Müdür aslında bizim hocamız falan değildi ancak buraya ilk geldiğimizden beri böyle söylenilmesi öğretilmişti.

 Müdür’ün o zaten azıcık olan sabrını zorladığının farkındaydım ve Müdür durduk yere bizi uykumuzdan uyandırıp,sinirli bir şekilde,bağıra bağıra Efe ile konuşmazdı. Aslında bir yanım da Efe’ye hak veriyordu çünkü sabah sabah tatlı uykum zeminin soğukluğunu hissetmemle sonlandırılmıştı.

“Ne mi oldu? Ne mi oldu! Bak bu oldu!” bir anda bağırmasıyla yerimden sıçradım Müdür ise bağırdıktan sonra Efe’yi öyle bir güçle itmişti ki bir an afallayıp odamın duvarına yapıştı gözlerime hücum eden yaşları geri gönderdim ve Efe‘ye yardım etmek için ayaklandım.

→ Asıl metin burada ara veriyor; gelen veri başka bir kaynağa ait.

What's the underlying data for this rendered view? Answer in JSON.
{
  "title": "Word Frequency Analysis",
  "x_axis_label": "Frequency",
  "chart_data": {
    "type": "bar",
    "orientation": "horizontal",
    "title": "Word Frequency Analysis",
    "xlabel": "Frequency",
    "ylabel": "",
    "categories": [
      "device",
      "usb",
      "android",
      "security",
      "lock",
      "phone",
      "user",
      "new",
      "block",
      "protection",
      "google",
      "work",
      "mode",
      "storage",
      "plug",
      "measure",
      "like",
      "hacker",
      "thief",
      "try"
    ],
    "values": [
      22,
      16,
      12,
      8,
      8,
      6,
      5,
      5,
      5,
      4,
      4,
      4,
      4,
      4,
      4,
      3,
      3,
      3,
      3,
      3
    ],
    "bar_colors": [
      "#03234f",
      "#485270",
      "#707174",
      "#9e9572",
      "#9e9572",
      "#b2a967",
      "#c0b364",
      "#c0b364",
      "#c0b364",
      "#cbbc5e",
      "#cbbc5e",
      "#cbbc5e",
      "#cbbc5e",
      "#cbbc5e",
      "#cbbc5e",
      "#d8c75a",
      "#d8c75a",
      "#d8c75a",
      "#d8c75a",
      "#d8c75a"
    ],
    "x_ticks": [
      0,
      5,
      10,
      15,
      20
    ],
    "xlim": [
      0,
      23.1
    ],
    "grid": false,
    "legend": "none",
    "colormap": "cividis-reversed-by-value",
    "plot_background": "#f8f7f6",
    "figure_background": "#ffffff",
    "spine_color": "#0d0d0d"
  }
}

Sultan Abla ise hemen yerinden çıkıp Müdür’ün kolunu tutmuştu. Bir yandan da bir şeyler anlatıyordu.

“Yapmayın Mehmet Bey onlar daha çocuk.”

Efe bir anda  “Sen..” diye bağırarak atağa geçmişti! Sadece kısa bir anlığına gözlerimiz kesişince ‘yapma‘ anlamında kafamı salladım,önce bir kaç saniye hareket etmedi ben tekrar kafamı sallayınca yavaşça geri çekildi ve Sultan Abla‘da Müdürün kolunu bıraktı.

“Sen sokakta mı yetişdin ha? Biz seni böyle mi yetiştirdik? Seni diğer yetimhaneye sırf ayaklarıma kapanıp bu kızın yanında kalmak için her şeyi yapacağını söylediğin için göndermediğimi sen de biliyorsun?!” Müdür ‘bu kız’ derken işaret parmağını bana çevirmişti. Gözlerim iri iri olurken yıllar sonra bilmediğim bir şeyi öğrenmemin getirdiği şoku yaşıyordum. Efe benim için Müdürün ayaklarına mı kapanmıştı? Bu haberi Müdür’ün ağzından duymasam asla inanmazdım. Yani Efe? Müdür’ün ayaklarına kapanacaktı öylemi? Birden kahkaha atacaktım ki ortamın gerginliğini hatırlayarak kahkahamı geldiği gibi geri gönderdim.